Mechanical design of an exoskeleton for load-carrying augmentation

The present study proposes a knee joint based on a four-bar linkage in the exoskeleton, which operates when the user is walking and moving from sitting to standing in loaded conditions. When the linear actuator for the rotation motion is used, the specifications of the joint range of motion (ROM) and joint torque change according to the attached position of the linear actuator. An additional problem is that although the linear actuator generates a constant force, the generated joint torque changes according to the joint angle, which causes torque-contraction.

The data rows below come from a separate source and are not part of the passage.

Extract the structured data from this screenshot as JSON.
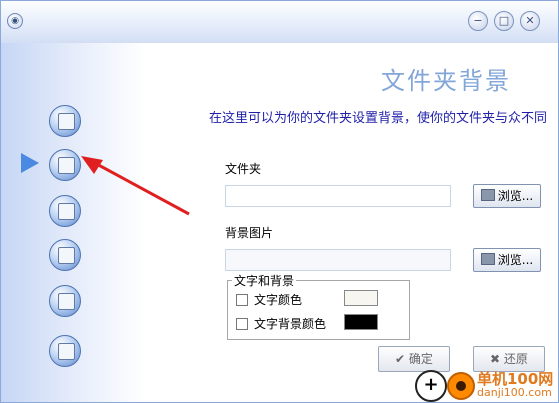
{
  "page": {
    "title": "文件夹背景",
    "description": "在这里可以为你的文件夹设置背景，使你的文件夹与众不同"
  },
  "folder": {
    "label": "文件夹",
    "value": "",
    "browse_label": "浏览..."
  },
  "background_image": {
    "label": "背景图片",
    "value": "",
    "browse_label": "浏览..."
  },
  "text_background": {
    "legend": "文字和背景",
    "text_color": {
      "label": "文字颜色",
      "checked": false,
      "color": "#f8f6f0"
    },
    "text_bg_color": {
      "label": "文字背景颜色",
      "checked": false,
      "color": "#000000"
    }
  },
  "actions": {
    "ok_label": "确定",
    "restore_label": "还原"
  },
  "nav": [
    "folder-icon",
    "folder-settings-icon",
    "folder-document-icon",
    "disk-icon",
    "monitor-icon",
    "window-icon"
  ],
  "watermark": {
    "name": "单机100网",
    "url": "danji100.com"
  },
  "colors": {
    "title": "#83a6d8",
    "description": "#1f1fa8",
    "accent_arrow": "#e02020",
    "selection_arrow": "#4a8ae0"
  }
}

In order to solve this problem, the present study proposes a joint based on a four-bar linkage in the exoskeleton robot. First, we analyzed human motion to define the ROM, velocity, torque, and power required at the knee joint. Based on this analysis, the geometric parameters of the knee joint were optimized. The genetic algorithm (GA) method was used for the optimization. The optimal variable allows the knee joint to meet the required ROM and attain good torque performance. A simulation was conducted to confirm the effect of the optimal variable. The results showed that the joint´s ROM was 150°, and the actuator´s torque met most torque requirements. In particular, the torque met all torque requirements during stances involving positive work, without mechanical interference. Therefore, based on a four-bar linkage, the knee joint showed good ROM, torque performance, and feasibility.